Russian operators are presented as taking a more infrastructure-focused approach. The analysis points to GRU Unit 26165 exploiting vulnerable edge routers at scale and using them as relay nodes, with traffic redirected through attacker-controlled DNS infrastructure to enable interception and possible manipulation of communications.

Iranian activity relies more heavily on human targeting, according to Campbell. He says groups such as UNC1549 use fake job postings and malicious applications to reach staff inside aerospace and defence organisations, then draw on information from CVs and job boards to build tailored spear-phishing campaigns.

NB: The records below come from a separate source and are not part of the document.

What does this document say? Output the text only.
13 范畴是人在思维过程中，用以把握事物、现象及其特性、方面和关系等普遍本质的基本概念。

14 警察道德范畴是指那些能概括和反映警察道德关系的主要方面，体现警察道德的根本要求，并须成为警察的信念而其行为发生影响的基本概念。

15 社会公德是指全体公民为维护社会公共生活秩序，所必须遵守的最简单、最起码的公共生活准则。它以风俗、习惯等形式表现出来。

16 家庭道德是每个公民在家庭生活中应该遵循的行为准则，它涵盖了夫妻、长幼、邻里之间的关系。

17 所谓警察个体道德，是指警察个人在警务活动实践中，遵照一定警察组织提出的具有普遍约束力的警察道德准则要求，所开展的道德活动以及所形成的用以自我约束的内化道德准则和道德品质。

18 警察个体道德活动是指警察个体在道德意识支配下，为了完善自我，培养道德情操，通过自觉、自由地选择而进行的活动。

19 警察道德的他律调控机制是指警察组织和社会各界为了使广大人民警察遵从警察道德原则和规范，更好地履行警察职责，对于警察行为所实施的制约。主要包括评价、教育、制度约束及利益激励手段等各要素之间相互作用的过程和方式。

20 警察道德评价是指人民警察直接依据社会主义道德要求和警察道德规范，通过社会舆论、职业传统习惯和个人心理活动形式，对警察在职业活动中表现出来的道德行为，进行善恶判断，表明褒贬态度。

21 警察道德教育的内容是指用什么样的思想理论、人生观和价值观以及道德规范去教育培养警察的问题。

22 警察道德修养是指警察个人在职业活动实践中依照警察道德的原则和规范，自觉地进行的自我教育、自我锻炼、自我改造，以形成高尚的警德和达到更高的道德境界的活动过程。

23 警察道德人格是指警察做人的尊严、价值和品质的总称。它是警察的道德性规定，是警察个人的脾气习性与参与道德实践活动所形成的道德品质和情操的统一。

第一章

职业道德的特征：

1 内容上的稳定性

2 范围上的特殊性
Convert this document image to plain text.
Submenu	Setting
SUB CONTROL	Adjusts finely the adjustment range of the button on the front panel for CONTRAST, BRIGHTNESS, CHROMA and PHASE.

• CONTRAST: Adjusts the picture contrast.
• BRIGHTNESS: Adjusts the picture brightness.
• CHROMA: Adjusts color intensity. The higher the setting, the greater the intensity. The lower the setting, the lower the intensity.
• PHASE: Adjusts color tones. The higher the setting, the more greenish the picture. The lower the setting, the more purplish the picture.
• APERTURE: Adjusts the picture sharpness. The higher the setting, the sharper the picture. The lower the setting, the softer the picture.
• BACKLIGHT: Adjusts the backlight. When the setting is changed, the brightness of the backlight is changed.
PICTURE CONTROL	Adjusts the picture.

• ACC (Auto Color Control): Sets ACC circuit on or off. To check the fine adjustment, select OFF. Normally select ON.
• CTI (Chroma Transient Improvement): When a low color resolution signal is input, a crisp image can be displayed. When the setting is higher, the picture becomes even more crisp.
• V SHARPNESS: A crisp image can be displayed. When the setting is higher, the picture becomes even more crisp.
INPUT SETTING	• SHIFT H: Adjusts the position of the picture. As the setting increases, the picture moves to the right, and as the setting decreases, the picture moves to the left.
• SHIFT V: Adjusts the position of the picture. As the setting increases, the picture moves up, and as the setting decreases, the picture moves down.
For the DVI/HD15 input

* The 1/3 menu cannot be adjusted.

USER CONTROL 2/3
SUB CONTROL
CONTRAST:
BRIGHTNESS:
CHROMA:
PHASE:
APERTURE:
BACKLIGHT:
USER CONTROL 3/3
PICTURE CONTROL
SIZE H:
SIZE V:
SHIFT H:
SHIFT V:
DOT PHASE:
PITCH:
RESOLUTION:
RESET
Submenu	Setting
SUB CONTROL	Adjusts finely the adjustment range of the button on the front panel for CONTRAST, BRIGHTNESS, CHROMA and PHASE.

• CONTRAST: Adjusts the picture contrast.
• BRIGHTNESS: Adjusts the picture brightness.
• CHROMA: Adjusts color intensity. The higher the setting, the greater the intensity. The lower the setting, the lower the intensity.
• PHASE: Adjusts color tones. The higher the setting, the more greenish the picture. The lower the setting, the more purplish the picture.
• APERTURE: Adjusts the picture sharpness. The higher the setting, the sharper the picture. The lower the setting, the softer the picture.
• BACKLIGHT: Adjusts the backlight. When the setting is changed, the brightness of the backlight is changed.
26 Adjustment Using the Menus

North Korean group Lazarus is described as combining cyber tactics with physical workforce infiltration. The analysis cites US indictments involving individuals linked to North Korea who allegedly placed IT workers inside more than 100 US companies, including Fortune 500 businesses, both to generate revenue and gain direct corporate access.

Perimeter gaps

A central argument in the research is that the most exposed parts of many defence contractors' networks are also the least monitored. Routers, firewalls and VPN concentrators are highlighted as common entry points because they sit at the edge of enterprise networks, are not always patched consistently and often fall outside regular endpoint monitoring programmes.

The paper says more than 14 zero-day vulnerabilities were observed affecting edge infrastructure in 2025, and nearly half of all exploited zero-days that year affected this category of enterprise technology. These devices, it adds, often communicate with previously unseen or short-lived external infrastructure before those destinations are publicly identified as malicious.

That creates a blind spot for defenders, especially when attackers use living-off-the-land techniques. By relying on tools such as PowerShell and WMI that are already present in a target environment, intruders can blend into normal administrative activity and leave few of the traces that endpoint-based products are designed to catch.

Campbell argues that the more telling signals appear at the network level. Traffic flows, DNS activity, TLS fingerprints and timing patterns can reveal command-and-control infrastructure even when traffic is encrypted or routed through otherwise legitimate cloud and hosting services.

Network view

The analysis says passive DNS, NetFlow pattern recognition and infrastructure mapping can expose pre-positioning activity that would otherwise remain hidden. A single indicator can also help investigators identify broader parts of an adversary's infrastructure, including preferred hosting providers, recurring ASN use and domain registration patterns.

One example in the research concerns suspected North Korean remote worker infrastructure. Team Cymru says network telemetry linked geographically separate infrastructure in the US and the UK through shared ASN data and an unusual AnyDesk certificate signature that endpoint tools would not have connected on their own.

Campbell also argues that artificial intelligence is shifting the balance by reducing the time needed for reconnaissance, vulnerability discovery and exploitation. That, he says, allows a single operator to do work that previously required a larger team over a longer period, making attacker behaviour harder to track through static signatures alone.

Collective defence

Beyond technical detection, the research calls for a shift in how the Defence Industrial Base uses threat intelligence. Rather than acting only as consumers of government or industry advisories, contractors should contribute observations from their own networks so those signals can be aggregated into a broader picture across the supply chain.

An isolated indicator at one contractor, such as unusual DNS activity, may have limited value on its own but could become significant when shared across a wider defence ecosystem, the analysis says. It cites joint Five Eyes guidance emphasising shared indicators and coordinated visibility between public and private sector organisations.

"The battlefield is already prepared. The remaining question is whether defenders have the visibility to recognize it," said Campbell.